Lemon bars for sale!

I've just returned from Andy's birthday eve dinner. What a rip-roaring celebration it was! In addition to homemade 'za, Char and I baked some lemon bars for the occasion. They were delicious, if not sickeningly sweet. 

As I sunk my teeth into a tangy yellow gooey rectangle of citrus bliss, I was brought back to one of my first ever business ventures. Indeed, long before I was a professional amateur blogger, I was a bone-fide lemon bar peddler. 

The lemon bars C and I made this evening. 

The business of lemon bars

My sistahs and I were in need of some quick, off-the-books cash to fuel our Rocky's habit.

Rocky's Corner Food Store is, as the name implies, a store located on a street corner in our neighbourhood. However, as the name misleads, it doesn't sell "food" so much as candy, knock-off slurpies and a vast assortment of cigarette lighters.

Walking to Rocky's is the "it" thing to do if you live in south Kenmore. It's close enough that parents can trust their kids to walk there unaccompanied, but far enough for the kids to feel free, like proper humans in society.

Rocky's — so good even the mailman shops there!


Char and Francie (11) and I (8) put our heads together. We had graduated from lemonade stands by that point. That was kid's stuff—incredible profit margins, but no respect within the industry.
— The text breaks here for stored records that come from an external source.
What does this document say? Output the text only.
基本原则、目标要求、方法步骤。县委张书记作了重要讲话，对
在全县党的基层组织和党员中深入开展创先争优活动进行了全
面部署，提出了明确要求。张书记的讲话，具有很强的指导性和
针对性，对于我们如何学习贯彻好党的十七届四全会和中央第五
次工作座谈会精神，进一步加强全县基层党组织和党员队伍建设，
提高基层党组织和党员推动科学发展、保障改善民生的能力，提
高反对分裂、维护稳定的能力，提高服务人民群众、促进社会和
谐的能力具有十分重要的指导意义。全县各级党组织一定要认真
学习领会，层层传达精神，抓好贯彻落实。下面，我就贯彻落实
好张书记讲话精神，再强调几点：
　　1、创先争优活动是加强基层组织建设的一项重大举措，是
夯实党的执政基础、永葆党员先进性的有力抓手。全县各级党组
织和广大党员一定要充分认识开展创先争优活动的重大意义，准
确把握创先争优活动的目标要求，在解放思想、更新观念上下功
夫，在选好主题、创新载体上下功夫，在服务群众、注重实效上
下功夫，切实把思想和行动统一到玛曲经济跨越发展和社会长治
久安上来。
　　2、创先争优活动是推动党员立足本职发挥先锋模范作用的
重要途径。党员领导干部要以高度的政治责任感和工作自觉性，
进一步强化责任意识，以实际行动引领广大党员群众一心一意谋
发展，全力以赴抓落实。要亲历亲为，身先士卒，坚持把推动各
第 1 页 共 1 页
A door-to-door lemon bar business, however? That had potential. A few big orders and we would be in king-size candy bar territory. Heck, with a couple wads of Washingtons in our pockets, nothing in the candy aisle would be off limits!

So, we got to work. We decided to collect the money off our neighbours up front to facilitate cash flow and mitigate risk. Armed with a clipboard and a brilliant sales pitch ("Lemon bars are delicious. Can you afford not to taste one?") we hit up each house on 154th Street one by one.

The response was fantastic. Before we knew it, our manila envelope was full of moolah. Except for one minor hiccup—a lady in a blue house telling us that a half dozen bars for $4 was overpriced—the afternoon couldn't have gone better.

Now there was only one thing left to do: bake the most delicious lemon bars Kenmore had ever seen!

We burnt them.

They weren't completely charred, but they were pretty dang hard and brown. The thing is though, we had already collected the money. We'd gotten what we wanted from the deal. It was right there, crumpled up in a big envelope on the kitchen table. If we hurried, we could still make it to Rocky's before dinner.

So, we did what any soon-to-liquidate business would do. We doused the crispy bars in a half-inch of powdered sugar, wrapped them in two sheets of thick foil and set them on each customer's doorstep without as much as a tap on their door.

We felt guilty for a bit, but then let the lemon bar business fade quickly into the past. Except we did still badmouth the blue house lady every time we walked past. What a bitch.